The officer cuffed the man and shoved him into the back of the police car. He looked back at the green car, still idling, and prayed that he’d be able to handle this with William. He took out his cellphone, and called his child’s babysitter. After arranging for her to stay with William for the night, he shut the phone.
He walked back to the car, and looked inside. The child was wide-eyed, wondering what was going on. Tears were already beginning to stream down his face.
‘Where is my daddy going?”
“He just needs to fill out some forms, bud.
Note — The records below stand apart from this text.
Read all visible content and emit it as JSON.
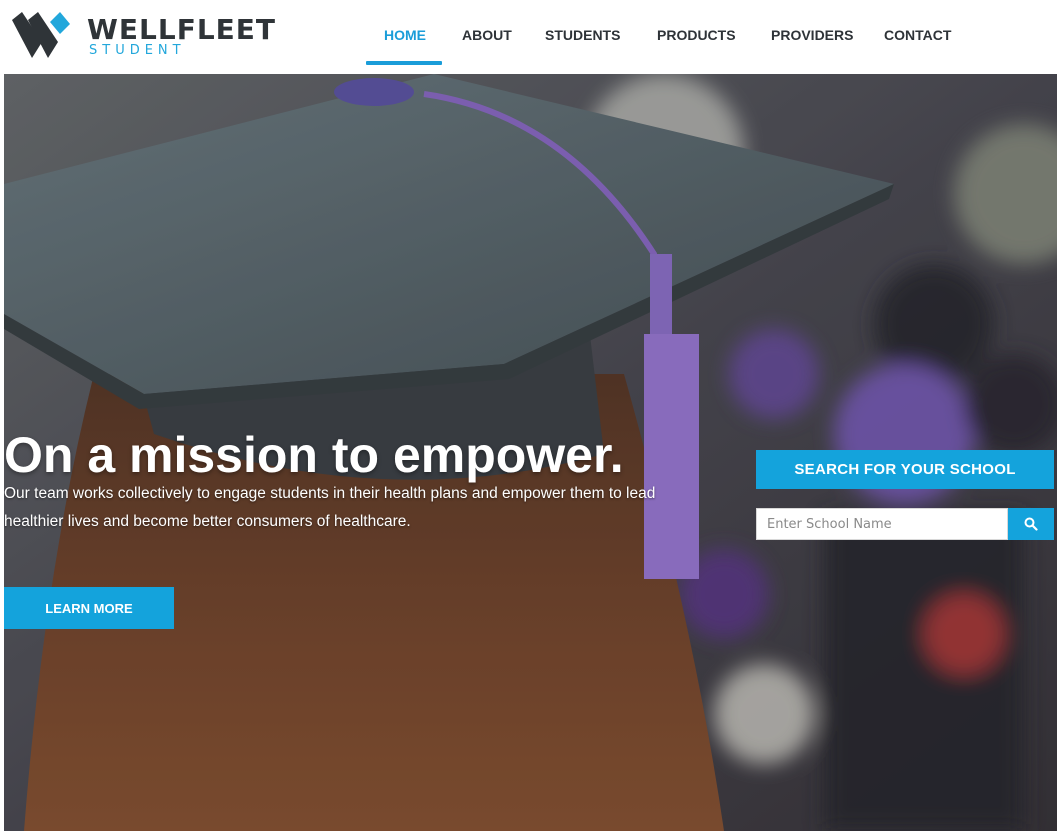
{
  "brand": {
    "name": "WELLFLEET",
    "sub": "STUDENT",
    "colors": {
      "accent": "#1a9dd9",
      "dark": "#2f3438"
    }
  },
  "nav": {
    "items": [
      {
        "label": "HOME",
        "active": true
      },
      {
        "label": "ABOUT"
      },
      {
        "label": "STUDENTS"
      },
      {
        "label": "PRODUCTS"
      },
      {
        "label": "PROVIDERS"
      },
      {
        "label": "CONTACT"
      }
    ]
  },
  "hero": {
    "title": "On a mission to empower.",
    "description": "Our team works collectively to engage students in their health plans and empower them to lead healthier lives and become better consumers of healthcare.",
    "cta_label": "LEARN MORE",
    "background": "graduation-cap-with-purple-tassel-photo"
  },
  "search": {
    "title": "SEARCH FOR YOUR SCHOOL",
    "placeholder": "Enter School Name",
    "value": "",
    "button_icon": "search-icon"
  }
}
But he’s told me to stay here with you, so I’m going to play with you till then, okay?”
His tears intensified, soft sobs making his tiny chest heave. He started to cry more openly now, tears flowing from his eyes and snot running from his nose. “I want my daddy”, he managed to choke out, before breaking down again.
“He’ll be back soon, baby. Till then, we’re going to hang out and be friends. And then you’re going to have a sleepover with the best girl in the world!”
William looked up at him, took a deep breath, and exploded into ear-splitting crying. He wasn’t saying sentences anymore, just bawling his poor little lungs out. Interspersed with his heart-rending sobs was just one word.
He put out his arms, and picked up the crying child. He held him close to his body and rocked him. He had his magazines, badge, radio, handcuffs and a bunch of other things in pouches on his chest. This was hardly the way to hold a child. But he had no choice. He held the poor baby, and tried to comfort him as best as he could.
Tears welled up in his eyes as well, and streamed out. He was sad, because he had children and he wanted so desperately to comfort this poor child. He was angry. Angry at the father for messing up so bad and putting him in this position.
He pulled the baby close, and held his forehead to his. He looked into his eyes, full of tears and fear and the experience of a lifetime, and tried to show him strength and love and comfort. He made soothing noises, and whispered words of encouragement to him. He caressed his back, and kissed his wet cheeks.
He continued to cry and cry, but eventually he wrapped his arms around his neck. The crying had exhausted the boy, and he started to drift off to sleep. His sobs were slowing now, not because he was cheering up, but merely because he was too tired to cry anymore.
The social services worker arrived soon. He had lost track of time, but he was informed that it was twenty minutes. All he could think of was this boy, and the fact that his ordeal may just have begun. When the worker came, they practically had to prise William out of his arms.
The social service worker, before leaving, said one sentence that destroyed him completely.
“Mum died when he was 2.”
He, the man who was supposed to protect little kids like William, had just taken away the only family member that the child had. It was necessary, and would help him, but he was the one who had done it.
For the next two hours, people walking by looked curiously at the police officer sitting on the sidewalk, his head in his hands.